Vancouver Canucks fans celebrate outside Rogers Arena after the team's 3-2 overtime win over the Boston Bruins in Game 2 of the NHL hockey Stanley Cup Finals, Saturday, June 4, 2011, in Vancouver, British Columbia. Vancouver leads the series 2-0. (AP Photo/Julie Jacobson)
BOSTON - The Vancouver Canucks didn't embark on this particular business trip with celebrating on their minds.
Halfway home to the Stanley Cup, the team landed in Boston with the opportunity to claim its first ever championship before getting on another plane. The mere prospect of that had people celebrating on the streets of Vancouver long into Sunday morning, but the enthusiasm didn't rub off on the players who will be charged with getting the job done.
"It's been tight, really close games," forward Henrik Sedin said Sunday night. "Both could have gone either way. We know that we have to play better.
"They're a good team and we've got a lot of respect for those guys."
With Game 3 looming at what promises to be an amped-up TD Garden on Monday, the Canucks are expecting to see a different Bruins team than the one they beat twice at Rogers Arena.
An old adage suggests a playoff series isn't over until a team has lost on home ice. The Vancouver players are willing to take it even further after watching Chicago erase a 3-0 deficit in the first round and force overtime in Game 7.
"If there's anything this playoffs have taught is, it's that you can't (get ahead of yourself)," said forward Jannik Hansen. "You've see how many series have been up and you think 'oh now the team is going to close it out' and suddenly the other team has been back. We've had that experience ourselves."
The Canucks are coming across as extremely poised in the midst of an emotional time. They're riding a wave of positivity after scoring a Game 1 victory on a goal by Raffi Torres with 18.5 seconds to play before pulling Game 2 out just 11 seconds into overtime on an Alex Burrows wraparound.
It's put a long-awaited championship just outside of their grasp.
"I think the players have to be focused on the task at hand," said Canucks coach Alain Vigneault. "If you are focused on the task and what you need to do to perform well, then your emotions are the right ones, your intensity is the right intensity and you can go out there and execute."
The series is starting to see some bad blood develop between the teams. On Sunday, Vigneault referred to a Rich Peverley slash on Kevin Bieksa as a "cheapshot" that "you don't want to see in the game."
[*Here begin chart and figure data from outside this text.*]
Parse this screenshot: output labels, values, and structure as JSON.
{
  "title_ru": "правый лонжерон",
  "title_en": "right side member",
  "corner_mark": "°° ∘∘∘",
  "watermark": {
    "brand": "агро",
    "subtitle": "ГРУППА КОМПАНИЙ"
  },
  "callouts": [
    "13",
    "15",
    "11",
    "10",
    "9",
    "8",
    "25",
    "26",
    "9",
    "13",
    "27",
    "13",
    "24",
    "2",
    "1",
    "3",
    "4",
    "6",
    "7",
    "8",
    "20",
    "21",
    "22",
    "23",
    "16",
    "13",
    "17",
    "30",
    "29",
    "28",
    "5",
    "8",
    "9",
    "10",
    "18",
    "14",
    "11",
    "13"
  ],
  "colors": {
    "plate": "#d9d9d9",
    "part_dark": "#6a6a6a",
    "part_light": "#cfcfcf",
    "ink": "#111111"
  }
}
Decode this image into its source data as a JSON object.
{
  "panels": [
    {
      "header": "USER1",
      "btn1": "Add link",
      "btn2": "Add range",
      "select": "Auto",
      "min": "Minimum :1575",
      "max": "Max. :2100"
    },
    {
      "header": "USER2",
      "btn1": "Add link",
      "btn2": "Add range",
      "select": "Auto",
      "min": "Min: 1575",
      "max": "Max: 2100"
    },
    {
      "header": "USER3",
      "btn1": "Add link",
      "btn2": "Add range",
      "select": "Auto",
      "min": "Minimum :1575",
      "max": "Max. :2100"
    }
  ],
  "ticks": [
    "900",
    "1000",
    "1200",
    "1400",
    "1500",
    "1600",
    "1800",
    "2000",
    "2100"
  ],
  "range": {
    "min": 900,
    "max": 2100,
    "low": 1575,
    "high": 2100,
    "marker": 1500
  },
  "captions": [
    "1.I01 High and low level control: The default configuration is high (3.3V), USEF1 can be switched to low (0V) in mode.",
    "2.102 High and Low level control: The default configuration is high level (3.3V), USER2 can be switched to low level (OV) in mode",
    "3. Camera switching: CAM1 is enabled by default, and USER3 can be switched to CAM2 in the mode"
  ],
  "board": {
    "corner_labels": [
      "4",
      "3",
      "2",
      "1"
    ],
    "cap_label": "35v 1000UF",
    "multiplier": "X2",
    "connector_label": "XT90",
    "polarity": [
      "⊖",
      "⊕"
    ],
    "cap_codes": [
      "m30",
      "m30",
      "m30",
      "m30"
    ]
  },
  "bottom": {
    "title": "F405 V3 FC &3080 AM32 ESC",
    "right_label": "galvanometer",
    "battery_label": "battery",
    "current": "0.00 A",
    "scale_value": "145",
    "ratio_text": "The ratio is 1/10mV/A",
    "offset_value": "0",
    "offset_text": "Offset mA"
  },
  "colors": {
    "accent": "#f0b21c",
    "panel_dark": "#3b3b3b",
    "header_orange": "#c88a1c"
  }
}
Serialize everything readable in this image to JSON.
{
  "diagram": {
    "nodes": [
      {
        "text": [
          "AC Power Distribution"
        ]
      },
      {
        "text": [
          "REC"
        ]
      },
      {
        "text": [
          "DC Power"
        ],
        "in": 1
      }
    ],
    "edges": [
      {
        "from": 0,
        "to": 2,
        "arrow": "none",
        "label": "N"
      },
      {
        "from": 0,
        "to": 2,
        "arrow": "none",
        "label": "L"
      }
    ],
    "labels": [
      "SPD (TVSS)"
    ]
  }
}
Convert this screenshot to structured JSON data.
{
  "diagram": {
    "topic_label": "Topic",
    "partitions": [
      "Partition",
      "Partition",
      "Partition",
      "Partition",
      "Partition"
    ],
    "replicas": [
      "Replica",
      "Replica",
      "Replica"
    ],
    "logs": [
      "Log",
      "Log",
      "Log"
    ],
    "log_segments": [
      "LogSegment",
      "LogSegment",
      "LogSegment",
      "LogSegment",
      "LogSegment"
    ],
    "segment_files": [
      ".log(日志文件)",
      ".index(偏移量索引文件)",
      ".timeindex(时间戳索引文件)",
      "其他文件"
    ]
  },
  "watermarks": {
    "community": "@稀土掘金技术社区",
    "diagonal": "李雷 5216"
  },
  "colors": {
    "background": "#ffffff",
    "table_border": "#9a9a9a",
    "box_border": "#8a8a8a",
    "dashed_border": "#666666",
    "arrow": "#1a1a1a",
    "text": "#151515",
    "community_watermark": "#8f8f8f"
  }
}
Bruins defenceman Johnny Boychuk also made his presence felt in Game 2 with a heavy hit on Ryan Kesler.
"I think what we have to continue is to bring that part of our game to the table every night," said Boston coach Claude Julien. "It has been part of our makeup. I don't think we plan on changing that part of our game.
"I suspect it's going to be there right until the end."
History suggests the task will be tough for Boston after dropping the opening two games of the final, although they only have to look back two years to when Pittsburgh was beaten twice in Detroit before rallying for a seven-game series win.
The Bruins are also looking to draw off their own experience of losing the first two games to Montreal—at home, no less—and still managing to come out on top in the first round.
"It does give you some consolation to know that you've done it before," said goalie Tim Thomas. "But, you know, having said that, tomorrow it will be time to stop talking about it and it will be time to start doing it. Tomorrow is a big game for us."
Canucks goaltender Roberto Luongo has gotten better every round of the playoffs. He's stopped 64 of the 66 shots the Bruins have fired at him and had a shutout in the opening game.
The Vancouver defence has helped Luongo by forcing the Bruins to take mostly long shots. The Canucks have clogged up the middle of the ice, getting a stick or ankle in front of pucks before they get to the net.
Luongo has seen the puck and isn't giving up many rebounds. When he does, there are no Bruins there to get a second shot.
"When he plays like he does now, he's the best goalie in the world," said forward Daniel Sedin. "I don't say that because I'm a teammate and a friend. I say it because I mean it."
Thomas believes the Bruins can do more.
"I think he's played well with what he's been tested with," said Thomas. "But I don't think we've tested him enough. That's part of the reason we're down 2-0 in the series."
Vancouver is in control of its own destiny and needs only two wins to set off a celebration in Vancouver that could eclipse what was seen after the Olympic gold medal game a year ago.
The biggest key for the Canucks might have come a couple weeks ago when they dispatched Nashville from the second round. In hindsight, that helped the team's core players cross a big mental hurdle and Vancouver has gone 6-1 since.
Now they're on the verge of officially joining the league's elite.
"A team like Detroit or Pittsburgh, they're very confident with their players and the trust they have in each other," said Henrik Sedin. "I think for us we've never been past the second round. Maybe there's some doubt there before we (did that). ...
"I think we've grown together as a team and we feel better than ever."
With files from Jim Morris in Vancouver.